I took these out of the kiln and put them back on my mandrel to measure them. I pounded them with a rubber mallet since they had gotten a bit distorted during the drying and firing process. One of them turned out to be a size 7 (I needed a 6). The other was just under a 6, so I pounded a little more, trying to stretch it. In the process, I created a crack on the seam. This crack was actually already there before firing (I did a poor job of joining the seam) and I should have fixed this better before firing.

All is not lost though. You can refire PMC as many times as you want. I have read that it's best to do this before you clean it, though honestly I have done that and it has turned out fine. You'll notice when you take it out of the kiln that it is white. This is just residue of the firing process and the binder and will come off. I'll show you how in a bit. First though, I had to patch the seam. I took a little more PMC (about the size of a ball bearing) and put it along the seam until it was smooth. Then I let it dry (this time I put it in the oven at 200 degrees for 20 minutes because I was impatient). Then I refired it.
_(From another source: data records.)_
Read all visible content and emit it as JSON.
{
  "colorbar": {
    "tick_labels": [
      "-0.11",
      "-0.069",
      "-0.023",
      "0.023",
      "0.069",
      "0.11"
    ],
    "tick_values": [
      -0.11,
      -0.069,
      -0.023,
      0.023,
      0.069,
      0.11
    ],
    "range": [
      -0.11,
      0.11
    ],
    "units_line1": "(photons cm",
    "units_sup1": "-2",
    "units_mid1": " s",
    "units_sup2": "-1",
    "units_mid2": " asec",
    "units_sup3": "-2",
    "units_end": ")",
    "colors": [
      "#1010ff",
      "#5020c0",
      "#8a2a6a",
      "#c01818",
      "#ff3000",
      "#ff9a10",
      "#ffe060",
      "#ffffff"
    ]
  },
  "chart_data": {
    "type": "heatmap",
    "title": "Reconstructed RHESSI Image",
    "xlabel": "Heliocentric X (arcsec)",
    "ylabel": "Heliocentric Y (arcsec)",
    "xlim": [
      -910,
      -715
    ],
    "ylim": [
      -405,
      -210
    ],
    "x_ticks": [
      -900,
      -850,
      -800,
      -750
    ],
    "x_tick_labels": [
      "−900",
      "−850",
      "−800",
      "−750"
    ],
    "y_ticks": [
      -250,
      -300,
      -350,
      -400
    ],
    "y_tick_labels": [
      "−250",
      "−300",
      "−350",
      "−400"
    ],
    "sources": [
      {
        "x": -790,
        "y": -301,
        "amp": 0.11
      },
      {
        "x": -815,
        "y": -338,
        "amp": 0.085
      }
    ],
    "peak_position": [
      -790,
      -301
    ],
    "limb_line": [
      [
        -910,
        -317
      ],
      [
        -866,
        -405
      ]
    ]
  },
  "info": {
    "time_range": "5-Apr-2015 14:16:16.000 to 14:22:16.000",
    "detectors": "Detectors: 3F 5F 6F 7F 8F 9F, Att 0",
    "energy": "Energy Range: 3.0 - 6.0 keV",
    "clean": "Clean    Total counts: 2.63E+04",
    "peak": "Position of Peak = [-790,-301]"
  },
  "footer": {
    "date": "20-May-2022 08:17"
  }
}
This time, it looked pretty good. I put it back on the mandrel and pounded until it was a good size 6. Then I put both rings in a tumbler with stainless steels shot and a little bit of dish soap and tumbled it for about an hour. You can also clean this by using 3M pads or a stiff wire brush and running under water.
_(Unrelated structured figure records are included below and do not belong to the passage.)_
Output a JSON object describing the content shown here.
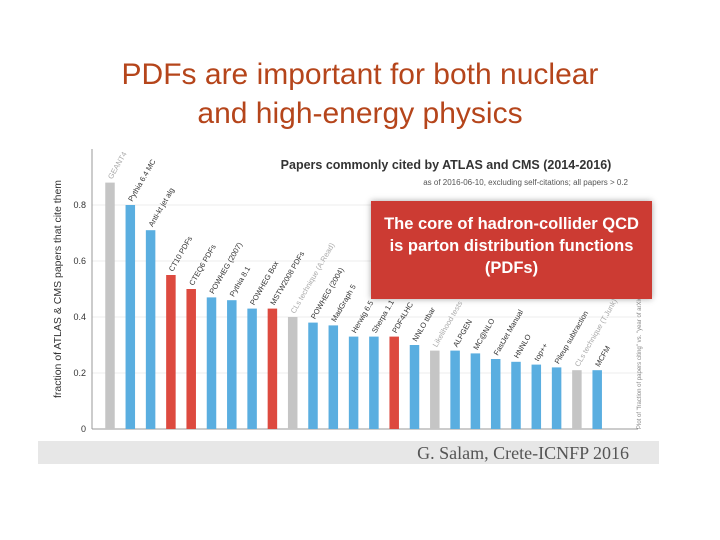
{
  "slide": {
    "title_line1": "PDFs are important for both nuclear",
    "title_line2": "and high-energy physics"
  },
  "callout": {
    "text": "The core of hadron-collider QCD is parton distribution functions (PDFs)",
    "color": "#cc3b33"
  },
  "credit": "G. Salam, Crete-ICNFP 2016",
  "colors": {
    "blue": "#5aaee0",
    "grey": "#c5c5c5",
    "red": "#dd4a3f",
    "title": "#b5451b"
  },
  "chart_data": {
    "type": "bar",
    "title": "Papers commonly cited by ATLAS and CMS (2014-2016)",
    "subtitle": "as of 2016-06-10, excluding self-citations; all papers > 0.2",
    "ylabel": "fraction of ATLAS & CMS papers that cite them",
    "ylim": [
      0,
      1
    ],
    "yticks": [
      "0",
      "0.2",
      "0.4",
      "0.6",
      "0.8"
    ],
    "side_note": "Plot of \"fraction of papers citing\" vs. \"year of arXiv\" (not shown)",
    "bars": [
      {
        "label": "GEANT4",
        "value": 0.88,
        "group": "grey"
      },
      {
        "label": "Pythia 6.4 MC",
        "value": 0.8,
        "group": "blue"
      },
      {
        "label": "Anti-kt jet alg",
        "value": 0.71,
        "group": "blue"
      },
      {
        "label": "CT10 PDFs",
        "value": 0.55,
        "group": "red"
      },
      {
        "label": "CTEQ6 PDFs",
        "value": 0.5,
        "group": "red"
      },
      {
        "label": "POWHEG (2007)",
        "value": 0.47,
        "group": "blue"
      },
      {
        "label": "Pythia 8.1",
        "value": 0.46,
        "group": "blue"
      },
      {
        "label": "POWHEG Box",
        "value": 0.43,
        "group": "blue"
      },
      {
        "label": "MSTW2008 PDFs",
        "value": 0.43,
        "group": "red"
      },
      {
        "label": "CLs technique (A.Read)",
        "value": 0.4,
        "group": "grey"
      },
      {
        "label": "POWHEG (2004)",
        "value": 0.38,
        "group": "blue"
      },
      {
        "label": "MadGraph 5",
        "value": 0.37,
        "group": "blue"
      },
      {
        "label": "Herwig 6.5",
        "value": 0.33,
        "group": "blue"
      },
      {
        "label": "Sherpa 1.1",
        "value": 0.33,
        "group": "blue"
      },
      {
        "label": "PDF4LHC",
        "value": 0.33,
        "group": "red"
      },
      {
        "label": "NNLO ttbar",
        "value": 0.3,
        "group": "blue"
      },
      {
        "label": "Likelihood tests",
        "value": 0.28,
        "group": "grey"
      },
      {
        "label": "ALPGEN",
        "value": 0.28,
        "group": "blue"
      },
      {
        "label": "MC@NLO",
        "value": 0.27,
        "group": "blue"
      },
      {
        "label": "FastJet Manual",
        "value": 0.25,
        "group": "blue"
      },
      {
        "label": "HNNLO",
        "value": 0.24,
        "group": "blue"
      },
      {
        "label": "top++",
        "value": 0.23,
        "group": "blue"
      },
      {
        "label": "Pileup subtraction",
        "value": 0.22,
        "group": "blue"
      },
      {
        "label": "CLs technique (T.Junk)",
        "value": 0.21,
        "group": "grey"
      },
      {
        "label": "MCFM",
        "value": 0.21,
        "group": "blue"
      }
    ]
  }
}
The tumbler doesn't completely polish it, but it gives it a good start. Next, I take my polishing cloths. These are a series of about 12 cloths that you polish your piece with one at a time. It starts with a course cloth and works up to a soft cloth. It's a painstaking process but it does produce a nice mirror finish. Of course, if you have a flex shaft or similar tool, you can polish with that (one day I will purchase one!)
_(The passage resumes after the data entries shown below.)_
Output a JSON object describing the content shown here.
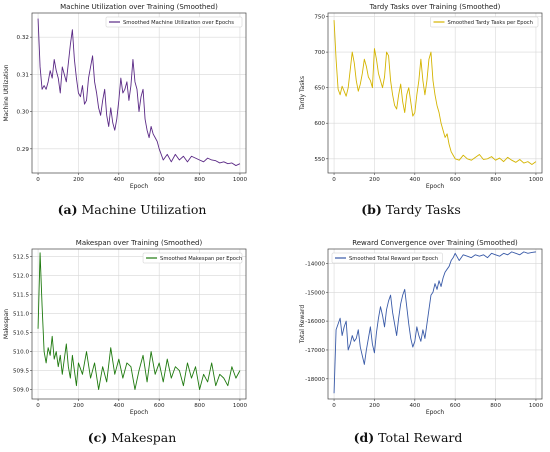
{
  "chart_data": [
    {
      "type": "line",
      "title": "Machine Utilization over Training (Smoothed)",
      "xlabel": "Epoch",
      "ylabel": "Machine Utilization",
      "xlim": [
        -30,
        1030
      ],
      "ylim": [
        0.2835,
        0.3265
      ],
      "xticks": [
        0,
        200,
        400,
        600,
        800,
        1000
      ],
      "yticks": [
        0.29,
        0.3,
        0.31,
        0.32
      ],
      "ytick_labels": [
        "0.29",
        "0.30",
        "0.31",
        "0.32"
      ],
      "grid": true,
      "legend": "top-right",
      "caption_letter": "(a)",
      "caption_text": "Machine Utilization",
      "color": "#5b2a86",
      "series": [
        {
          "name": "Smoothed Machine Utilization over Epochs",
          "x": [
            0,
            10,
            20,
            30,
            40,
            50,
            60,
            70,
            80,
            90,
            100,
            110,
            120,
            130,
            140,
            150,
            160,
            170,
            180,
            190,
            200,
            210,
            220,
            230,
            240,
            250,
            260,
            270,
            280,
            290,
            300,
            310,
            320,
            330,
            340,
            350,
            360,
            370,
            380,
            390,
            400,
            410,
            420,
            430,
            440,
            450,
            460,
            470,
            480,
            490,
            500,
            510,
            520,
            530,
            540,
            550,
            560,
            570,
            580,
            590,
            600,
            620,
            640,
            660,
            680,
            700,
            720,
            740,
            760,
            780,
            800,
            820,
            840,
            860,
            880,
            900,
            920,
            940,
            960,
            980,
            1000
          ],
          "y": [
            0.325,
            0.312,
            0.306,
            0.307,
            0.306,
            0.308,
            0.311,
            0.309,
            0.314,
            0.311,
            0.309,
            0.305,
            0.312,
            0.31,
            0.308,
            0.313,
            0.318,
            0.322,
            0.314,
            0.309,
            0.305,
            0.304,
            0.307,
            0.302,
            0.303,
            0.309,
            0.312,
            0.315,
            0.308,
            0.305,
            0.301,
            0.299,
            0.303,
            0.306,
            0.299,
            0.296,
            0.301,
            0.297,
            0.295,
            0.298,
            0.303,
            0.309,
            0.305,
            0.306,
            0.308,
            0.303,
            0.307,
            0.314,
            0.308,
            0.306,
            0.3,
            0.304,
            0.306,
            0.298,
            0.295,
            0.293,
            0.296,
            0.294,
            0.293,
            0.292,
            0.29,
            0.287,
            0.2885,
            0.2865,
            0.2885,
            0.287,
            0.288,
            0.2865,
            0.288,
            0.2875,
            0.287,
            0.2865,
            0.2875,
            0.287,
            0.2868,
            0.2862,
            0.2865,
            0.286,
            0.2862,
            0.2855,
            0.286
          ]
        }
      ]
    },
    {
      "type": "line",
      "title": "Tardy Tasks over Training (Smoothed)",
      "xlabel": "Epoch",
      "ylabel": "Tardy Tasks",
      "xlim": [
        -30,
        1030
      ],
      "ylim": [
        530,
        755
      ],
      "xticks": [
        0,
        200,
        400,
        600,
        800,
        1000
      ],
      "yticks": [
        550,
        600,
        650,
        700,
        750
      ],
      "ytick_labels": [
        "550",
        "600",
        "650",
        "700",
        "750"
      ],
      "grid": true,
      "legend": "top-right",
      "caption_letter": "(b)",
      "caption_text": "Tardy Tasks",
      "color": "#d4b400",
      "series": [
        {
          "name": "Smoothed Tardy Tasks per Epoch",
          "x": [
            0,
            10,
            20,
            30,
            40,
            50,
            60,
            70,
            80,
            90,
            100,
            110,
            120,
            130,
            140,
            150,
            160,
            170,
            180,
            190,
            200,
            210,
            220,
            230,
            240,
            250,
            260,
            270,
            280,
            290,
            300,
            310,
            320,
            330,
            340,
            350,
            360,
            370,
            380,
            390,
            400,
            410,
            420,
            430,
            440,
            450,
            460,
            470,
            480,
            490,
            500,
            510,
            520,
            530,
            540,
            550,
            560,
            570,
            580,
            590,
            600,
            620,
            640,
            660,
            680,
            700,
            720,
            740,
            760,
            780,
            800,
            820,
            840,
            860,
            880,
            900,
            920,
            940,
            960,
            980,
            1000
          ],
          "y": [
            745,
            690,
            648,
            640,
            652,
            645,
            638,
            650,
            675,
            700,
            685,
            660,
            645,
            655,
            670,
            690,
            680,
            665,
            660,
            650,
            705,
            690,
            670,
            660,
            650,
            665,
            700,
            695,
            660,
            640,
            625,
            620,
            640,
            655,
            630,
            615,
            640,
            650,
            630,
            610,
            615,
            640,
            660,
            690,
            660,
            640,
            660,
            690,
            700,
            660,
            640,
            625,
            615,
            600,
            590,
            580,
            585,
            570,
            560,
            555,
            550,
            548,
            555,
            550,
            548,
            552,
            556,
            549,
            550,
            553,
            548,
            551,
            546,
            552,
            548,
            545,
            549,
            544,
            546,
            542,
            546
          ]
        }
      ]
    },
    {
      "type": "line",
      "title": "Makespan over Training (Smoothed)",
      "xlabel": "Epoch",
      "ylabel": "Makespan",
      "xlim": [
        -30,
        1030
      ],
      "ylim": [
        508.75,
        512.7
      ],
      "xticks": [
        0,
        200,
        400,
        600,
        800,
        1000
      ],
      "yticks": [
        509.0,
        509.5,
        510.0,
        510.5,
        511.0,
        511.5,
        512.0,
        512.5
      ],
      "ytick_labels": [
        "509.0",
        "509.5",
        "510.0",
        "510.5",
        "511.0",
        "511.5",
        "512.0",
        "512.5"
      ],
      "grid": true,
      "legend": "top-right",
      "caption_letter": "(c)",
      "caption_text": "Makespan",
      "color": "#1f7a0f",
      "series": [
        {
          "name": "Smoothed Makespan per Epoch",
          "x": [
            0,
            10,
            20,
            30,
            40,
            50,
            60,
            70,
            80,
            90,
            100,
            110,
            120,
            130,
            140,
            150,
            160,
            170,
            180,
            190,
            200,
            220,
            240,
            260,
            280,
            300,
            320,
            340,
            360,
            380,
            400,
            420,
            440,
            460,
            480,
            500,
            520,
            540,
            560,
            580,
            600,
            620,
            640,
            660,
            680,
            700,
            720,
            740,
            760,
            780,
            800,
            820,
            840,
            860,
            880,
            900,
            920,
            940,
            960,
            980,
            1000
          ],
          "y": [
            510.6,
            512.6,
            511.2,
            510.0,
            509.7,
            510.1,
            509.9,
            510.4,
            509.8,
            510.0,
            509.6,
            509.9,
            509.4,
            509.8,
            510.2,
            509.6,
            509.3,
            509.9,
            509.5,
            509.1,
            509.7,
            509.4,
            510.0,
            509.3,
            509.7,
            509.0,
            509.6,
            509.2,
            510.1,
            509.4,
            509.8,
            509.3,
            509.7,
            509.6,
            509.0,
            509.5,
            509.9,
            509.2,
            510.0,
            509.4,
            509.7,
            509.2,
            509.8,
            509.3,
            509.6,
            509.5,
            509.1,
            509.7,
            509.3,
            509.6,
            509.0,
            509.4,
            509.2,
            509.7,
            509.1,
            509.4,
            509.3,
            509.1,
            509.6,
            509.3,
            509.5
          ]
        }
      ]
    },
    {
      "type": "line",
      "title": "Reward Convergence over Training (Smoothed)",
      "xlabel": "Epoch",
      "ylabel": "Total Reward",
      "xlim": [
        -30,
        1030
      ],
      "ylim": [
        -18700,
        -13500
      ],
      "xticks": [
        0,
        200,
        400,
        600,
        800,
        1000
      ],
      "yticks": [
        -18000,
        -17000,
        -16000,
        -15000,
        -14000
      ],
      "ytick_labels": [
        "-18000",
        "-17000",
        "-16000",
        "-15000",
        "-14000"
      ],
      "grid": true,
      "legend": "top-left",
      "caption_letter": "(d)",
      "caption_text": "Total Reward",
      "color": "#3a5ba8",
      "series": [
        {
          "name": "Smoothed Total Reward per Epoch",
          "x": [
            0,
            10,
            20,
            30,
            40,
            50,
            60,
            70,
            80,
            90,
            100,
            110,
            120,
            130,
            140,
            150,
            160,
            170,
            180,
            190,
            200,
            210,
            220,
            230,
            240,
            250,
            260,
            270,
            280,
            290,
            300,
            310,
            320,
            330,
            340,
            350,
            360,
            370,
            380,
            390,
            400,
            410,
            420,
            430,
            440,
            450,
            460,
            470,
            480,
            490,
            500,
            510,
            520,
            530,
            540,
            550,
            560,
            570,
            580,
            590,
            600,
            620,
            640,
            660,
            680,
            700,
            720,
            740,
            760,
            780,
            800,
            820,
            840,
            860,
            880,
            900,
            920,
            940,
            960,
            980,
            1000
          ],
          "y": [
            -18500,
            -16300,
            -16100,
            -15900,
            -16500,
            -16200,
            -16000,
            -17000,
            -16800,
            -16500,
            -16700,
            -16600,
            -16300,
            -16900,
            -17200,
            -17500,
            -17000,
            -16600,
            -16200,
            -16800,
            -17100,
            -16400,
            -15900,
            -15500,
            -15800,
            -16200,
            -15600,
            -15300,
            -15100,
            -15700,
            -16100,
            -16500,
            -15900,
            -15400,
            -15100,
            -14900,
            -15500,
            -16100,
            -16600,
            -16900,
            -16700,
            -16200,
            -16500,
            -16700,
            -16300,
            -16600,
            -16100,
            -15600,
            -15100,
            -15000,
            -14700,
            -14900,
            -14600,
            -14800,
            -14500,
            -14300,
            -14200,
            -14100,
            -13900,
            -13800,
            -13650,
            -13900,
            -13700,
            -13750,
            -13800,
            -13700,
            -13750,
            -13700,
            -13800,
            -13650,
            -13700,
            -13750,
            -13650,
            -13700,
            -13600,
            -13650,
            -13700,
            -13600,
            -13650,
            -13620,
            -13600
          ]
        }
      ]
    }
  ]
}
So after polishing, it had a nice finish, but I should not have been surprised to see the same flaws that were in my piece before firing were still there. I knew this... I did. And yet I fired it anyway. You really want the piece to look perfect before firing. It's frustrating and hard and you often have to scrap your work and do it again and again... but hey, that's jewelry making for you.I also didn't like the shape of the sides of the ring, so I took my big metal file out and evened it out. The end result wasn't bad. I'm sure I could sell this ring. However, this was a custom order based on a picture of a larger ring I made, so the customer is expecting something specific, and I don't feel like this is good enough. At a jewelry show, where a customer could look at this in person, I would feel fine selling it. When customer order online, I want to be sure that they are getting what they are expecting.
Notes about this method: The method I just described in this post and the last is tricky because in manhandling the ring to get it around the mandrel, you can really ruin the imprint - which is one thing that happened with me. As you can see, it's also incredibly hard to size these rings correctly this way. However, there are some instances when this method would work. 1) If you're flexible about the size and not trying to get an exact size. 2) If instead of using a texture sheet, you decide to hammer it after firing, then it doesn't really matter if the surface isn't perfect. I've made a few rings this way and they've turned out great.
And so this brings me to method #2. And it also brings me to the sad fact that custom orders are rarely profitable. I usually make 3 items trying to get it right, and you can't charge the customer for your mistakes.. This is ok with me because I'm not in it for money, and I love trying new techniques. But I imagine this is also one reason that the markup on jewelry is so high. Not only do you need a lot of tools and inventory, plus labor, but there is also a lot of waste.
METHOD 2: Firing the ring flat
In this method, you start out the same as before. You take your PMC, roll it into a log and roll it into a sheet. I used 5 cards this time since the 2 previous rings turned out a little too thick for my liking. Like before, I used a texture sheet, removing 1 card from each stack first. Then I used a ring template to measure a size 9 (which should shrink to a size 6 in the kiln). Then I evened out the edges and trimmed. Again, I put it in teh oven to dry it out, and I'm getting ready to fire it. For this method, you fire it flat, then form it into a ring, checking the size (filing if too big), adding more PMC like I did for fixing the crack above and then refiring. You could also solder it closed, those this tends to leave a more noticeable seam.

This photo shows pre-firing. I'm going to take my file and even out the edges just like I did last time before I fire it.